Zones du globe et périodes où les turbulences sont les plus marquées

La carte mondiale des turbulences s’écrit sans frontière, mais elle obéit à des lois physiques bien réelles. Les routes transatlantiques reliant l’Europe à l’Amérique du Nord, notamment au-dessus de l’Atlantique Nord, concentrent un grand nombre d’incidents sérieux. Les chercheurs ont mesuré une hausse de 55 % des épisodes de turbulences sur ce segment depuis la fin des années 1970. Les vols transpacifiques sont aussi concernés, notamment près du Japon et des côtes de l’Asie de l’Est, là où la zone de courant-jet polaire s’agite davantage.

Les grandes chaînes de montagnes, de l’Himalaya aux Alpes, des Andes aux Rocheuses, constituent des points chauds. Le cisaillement du vent y est particulièrement marqué, et les secousses peuvent être soudaines. Des liaisons comme Mendoza–Santiago ou Katmandou–Lhassa, qui traversent respectivement les Andes et l’Himalaya, figurent parmi les plus exposées. D’après les analyses de Turbli, la Patagonie, le nord-ouest de l’Argentine, le Tibet ou encore la région du Cap en Afrique du Sud figurent régulièrement dans le peloton de tête des destinations où les turbulences se manifestent le plus.

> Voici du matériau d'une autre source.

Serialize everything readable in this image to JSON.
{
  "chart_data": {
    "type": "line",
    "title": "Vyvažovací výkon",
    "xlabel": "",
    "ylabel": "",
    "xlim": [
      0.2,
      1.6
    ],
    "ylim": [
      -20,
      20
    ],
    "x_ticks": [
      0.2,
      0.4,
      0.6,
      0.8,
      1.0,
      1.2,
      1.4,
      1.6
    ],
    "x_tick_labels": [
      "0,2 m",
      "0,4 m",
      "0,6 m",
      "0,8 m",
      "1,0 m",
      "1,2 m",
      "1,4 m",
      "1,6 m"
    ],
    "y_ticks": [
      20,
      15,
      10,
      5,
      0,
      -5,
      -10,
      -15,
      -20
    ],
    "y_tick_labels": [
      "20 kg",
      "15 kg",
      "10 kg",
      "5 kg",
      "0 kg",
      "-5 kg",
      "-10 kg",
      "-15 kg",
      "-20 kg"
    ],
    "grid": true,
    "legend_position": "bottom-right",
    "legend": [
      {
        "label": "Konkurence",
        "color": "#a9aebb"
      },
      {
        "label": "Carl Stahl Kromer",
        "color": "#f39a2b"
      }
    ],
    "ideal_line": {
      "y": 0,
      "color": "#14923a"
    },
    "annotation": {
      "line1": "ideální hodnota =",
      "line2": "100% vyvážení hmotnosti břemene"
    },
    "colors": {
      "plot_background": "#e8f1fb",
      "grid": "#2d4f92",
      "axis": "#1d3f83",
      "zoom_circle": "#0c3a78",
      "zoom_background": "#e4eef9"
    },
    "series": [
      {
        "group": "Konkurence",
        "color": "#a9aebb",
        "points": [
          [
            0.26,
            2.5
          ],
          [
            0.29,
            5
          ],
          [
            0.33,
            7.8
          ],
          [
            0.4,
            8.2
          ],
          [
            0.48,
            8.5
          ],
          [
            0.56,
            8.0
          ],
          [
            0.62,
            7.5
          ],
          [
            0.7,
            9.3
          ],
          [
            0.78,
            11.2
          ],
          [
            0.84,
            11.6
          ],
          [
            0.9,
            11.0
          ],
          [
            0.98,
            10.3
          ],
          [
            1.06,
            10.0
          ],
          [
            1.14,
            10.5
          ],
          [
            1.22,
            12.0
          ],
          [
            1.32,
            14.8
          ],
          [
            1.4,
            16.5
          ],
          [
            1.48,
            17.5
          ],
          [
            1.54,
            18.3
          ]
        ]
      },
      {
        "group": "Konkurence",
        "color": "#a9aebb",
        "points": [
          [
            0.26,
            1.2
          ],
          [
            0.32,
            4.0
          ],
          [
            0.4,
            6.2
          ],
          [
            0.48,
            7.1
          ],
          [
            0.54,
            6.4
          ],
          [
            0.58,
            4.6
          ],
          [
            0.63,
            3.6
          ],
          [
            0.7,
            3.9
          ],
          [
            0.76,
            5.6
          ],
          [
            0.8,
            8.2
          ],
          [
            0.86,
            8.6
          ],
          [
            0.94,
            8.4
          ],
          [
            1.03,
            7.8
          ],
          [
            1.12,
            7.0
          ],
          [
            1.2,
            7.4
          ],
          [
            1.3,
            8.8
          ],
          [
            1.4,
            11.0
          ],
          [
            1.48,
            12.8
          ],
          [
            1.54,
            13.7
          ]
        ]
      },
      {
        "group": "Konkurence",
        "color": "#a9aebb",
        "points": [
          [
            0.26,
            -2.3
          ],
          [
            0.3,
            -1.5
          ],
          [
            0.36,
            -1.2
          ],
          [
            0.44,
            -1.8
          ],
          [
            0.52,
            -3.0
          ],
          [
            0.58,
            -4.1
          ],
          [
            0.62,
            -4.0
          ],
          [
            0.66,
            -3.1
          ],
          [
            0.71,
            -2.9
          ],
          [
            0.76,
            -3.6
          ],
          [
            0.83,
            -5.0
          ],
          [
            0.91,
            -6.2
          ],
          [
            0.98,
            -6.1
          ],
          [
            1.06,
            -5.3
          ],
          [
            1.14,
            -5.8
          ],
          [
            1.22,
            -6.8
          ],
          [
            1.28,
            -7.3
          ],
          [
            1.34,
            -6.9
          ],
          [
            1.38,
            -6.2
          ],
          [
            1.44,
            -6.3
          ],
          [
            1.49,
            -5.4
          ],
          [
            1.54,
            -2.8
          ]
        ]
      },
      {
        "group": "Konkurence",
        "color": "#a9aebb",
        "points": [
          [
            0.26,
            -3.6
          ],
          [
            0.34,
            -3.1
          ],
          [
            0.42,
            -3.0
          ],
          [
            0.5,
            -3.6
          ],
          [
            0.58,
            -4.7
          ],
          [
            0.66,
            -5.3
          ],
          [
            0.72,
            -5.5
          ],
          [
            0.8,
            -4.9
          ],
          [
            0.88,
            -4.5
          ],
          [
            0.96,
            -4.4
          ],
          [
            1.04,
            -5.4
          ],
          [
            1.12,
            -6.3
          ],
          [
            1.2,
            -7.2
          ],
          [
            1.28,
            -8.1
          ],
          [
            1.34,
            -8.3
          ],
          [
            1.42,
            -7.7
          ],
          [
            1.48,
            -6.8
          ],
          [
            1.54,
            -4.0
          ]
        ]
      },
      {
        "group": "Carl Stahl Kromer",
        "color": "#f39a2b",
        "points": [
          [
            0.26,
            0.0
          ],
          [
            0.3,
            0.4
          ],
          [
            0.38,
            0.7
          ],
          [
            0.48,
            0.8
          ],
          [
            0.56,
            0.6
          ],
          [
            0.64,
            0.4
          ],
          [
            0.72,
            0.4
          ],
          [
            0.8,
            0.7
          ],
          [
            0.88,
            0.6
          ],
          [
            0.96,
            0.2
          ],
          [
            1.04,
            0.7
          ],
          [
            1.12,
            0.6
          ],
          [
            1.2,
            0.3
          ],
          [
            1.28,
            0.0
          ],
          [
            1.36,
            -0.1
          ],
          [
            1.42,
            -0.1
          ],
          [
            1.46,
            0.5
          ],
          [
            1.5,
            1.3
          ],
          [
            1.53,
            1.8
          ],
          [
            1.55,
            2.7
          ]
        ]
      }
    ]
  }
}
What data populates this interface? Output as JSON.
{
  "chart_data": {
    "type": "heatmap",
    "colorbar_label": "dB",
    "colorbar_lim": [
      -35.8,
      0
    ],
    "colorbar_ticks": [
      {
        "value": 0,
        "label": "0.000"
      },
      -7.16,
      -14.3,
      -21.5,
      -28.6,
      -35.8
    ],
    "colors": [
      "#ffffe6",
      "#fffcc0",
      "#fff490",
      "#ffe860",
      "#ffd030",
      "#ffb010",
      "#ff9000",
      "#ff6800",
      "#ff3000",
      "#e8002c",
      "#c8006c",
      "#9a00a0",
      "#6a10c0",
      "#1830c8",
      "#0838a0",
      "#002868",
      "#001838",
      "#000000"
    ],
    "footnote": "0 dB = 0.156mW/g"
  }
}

Tour d’horizon des principaux secteurs et périodes propices :

  • Zones équatoriales : orages tropicaux récurrents en Afrique centrale, Amérique du Sud, Asie du Sud-Est.
  • Europe alpine : des axes comme Nice–Genève ou Milan–Zurich subissent régulièrement des secousses, surtout durant la belle saison.
  • Régions de mousson : l’Asie du Sud-Est en période humide connaît une activité convective intense, multipliant les épisodes de turbulences.

Durant l’été, les mouvements d’air s’intensifient à cause de la convection. Juillet, d’après la FAA et la NTSB, est le mois où l’on recense le plus d’incidents liés aux secousses. À l’inverse, l’hiver réserve des surprises sur l’Atlantique Nord, avec des tempêtes qui déchaînent l’atmosphère et rendent certaines routes difficiles à prédire, même sans relief ni nuages menaçants. Les courants-jets imposent leur rythme, rendant la planification parfois délicate.

Jeune femme vérifiant son téléphone devant un panneau d

Conseils pratiques pour voyager sereinement malgré les secousses

Quand les turbulences s’invitent à bord, mieux vaut adopter quelques réflexes simples. La ceinture attachée demeure votre meilleure protection : les statistiques de Turbli et de la FAA sont sans appel, la plupart des blessés lors de fortes secousses n’étaient pas sanglés. Même en croisière, gardez la ceinture bouclée, un geste discret mais efficace.

Le choix du siège joue aussi son rôle. Privilégiez une place au niveau des ailes : c’est là que les mouvements sont le mieux amortis. À l’arrière, les secousses se font sentir davantage, alors qu’à l’avant ou au-dessus des ailes, les oscillations sont moindres. Ce critère, souvent négligé au moment de réserver, change la donne pour ceux qui redoutent les secousses.

Les avions de dernière génération, comme l’Airbus A350 ou le Boeing 777, gèrent mieux les variations d’altitude grâce à leurs systèmes de stabilisation avancés. Les jets privés récents tels que le Gulfstream G700 ou le Falcon 10X misent sur des innovations structurelles et des technologies prédictives pour offrir une traversée moins heurtée.

Enfin, faites confiance aux équipes à bord : suivez leurs consignes, évitez de circuler en cabine quand une alerte turbulence est annoncée, même si cela implique de patienter pour aller aux toilettes. Ce sont ces détails, parfois anodins, qui transforment un vol mouvementé en expérience bien maîtrisée.

La prochaine fois que la cabine tremblera, vous saurez où vous asseoir et pourquoi garder la ceinture bouclée n’est jamais un excès de prudence. Voyager, c’est aussi apprivoiser l’imprévu, et parfois, accepter que le ciel impose ses propres règles du jeu.